Characterization of uncharacterized DEGs using TargetP and SignalP

Differentially expressed predicted gene models with no BLASTx best hits, or best hits to uncharacterized or hypothetical proteins, as well as those with no hits at all, were investigated using TargetP85 which assigns subcellular localization predictions by searching for targeting signals within amino acid sequences. Sequences were submitted to TargetP using the Non-Plant “Organism Group” criteria and the default “winner-takes-all” option for cutoffs. TargetP assigns a “reliability class” (RC) descriptor for its predictions ranging from 1 to 5, with 1 representing the strongest predictions. When analyzing the results of the TargetP predictions, only those sequences with predictions having RC ≤ 3 were considered. Sequences that had a TargetP prediction of “secretory pathway” or “other” were analyzed using SignalP86 for a more detailed prediction of secretory signals.
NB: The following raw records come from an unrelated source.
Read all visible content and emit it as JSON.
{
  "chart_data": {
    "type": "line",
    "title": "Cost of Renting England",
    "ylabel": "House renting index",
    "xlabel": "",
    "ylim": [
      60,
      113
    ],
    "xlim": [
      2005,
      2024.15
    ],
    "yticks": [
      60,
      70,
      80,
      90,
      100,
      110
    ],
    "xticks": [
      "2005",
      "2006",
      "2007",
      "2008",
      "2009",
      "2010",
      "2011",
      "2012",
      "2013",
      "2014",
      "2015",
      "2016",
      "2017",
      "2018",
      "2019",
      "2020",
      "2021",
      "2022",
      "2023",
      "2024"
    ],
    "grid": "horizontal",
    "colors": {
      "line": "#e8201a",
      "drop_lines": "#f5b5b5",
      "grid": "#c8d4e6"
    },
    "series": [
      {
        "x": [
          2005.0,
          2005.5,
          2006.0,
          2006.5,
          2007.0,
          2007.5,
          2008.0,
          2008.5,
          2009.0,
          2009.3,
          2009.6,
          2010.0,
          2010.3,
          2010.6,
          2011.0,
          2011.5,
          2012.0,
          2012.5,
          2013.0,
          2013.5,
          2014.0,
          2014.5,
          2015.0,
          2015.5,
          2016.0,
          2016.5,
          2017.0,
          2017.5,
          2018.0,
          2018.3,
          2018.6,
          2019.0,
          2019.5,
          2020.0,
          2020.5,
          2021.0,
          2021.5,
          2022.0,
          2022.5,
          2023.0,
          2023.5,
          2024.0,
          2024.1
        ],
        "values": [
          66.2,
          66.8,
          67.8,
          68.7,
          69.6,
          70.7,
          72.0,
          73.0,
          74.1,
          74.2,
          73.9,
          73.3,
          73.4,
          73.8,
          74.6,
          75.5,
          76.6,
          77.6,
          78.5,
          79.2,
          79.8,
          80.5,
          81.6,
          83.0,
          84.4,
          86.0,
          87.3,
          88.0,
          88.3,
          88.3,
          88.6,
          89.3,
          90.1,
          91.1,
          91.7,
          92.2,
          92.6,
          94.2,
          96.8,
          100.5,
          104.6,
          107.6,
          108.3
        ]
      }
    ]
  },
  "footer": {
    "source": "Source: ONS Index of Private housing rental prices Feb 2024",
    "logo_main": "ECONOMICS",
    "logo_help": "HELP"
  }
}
Gene Ontology Enrichment Analysis

Nucleotide sequences and associated BLASTx results were imported into Blast2GO. The Mapping tool in Blast2GO was used to map Gene Ontology (GO) terms to the gene models. GO terms were assigned to 10,441 of the 51,424 gene models. GO enrichment analyses for the gene models exhibiting differential expression between treatments at each time point were performed using Fisher’s Exact Test as implemented by Blast2GO using an FDR threshold of 0.05. The full set of 51,424 was used as the background set for set for these analyses.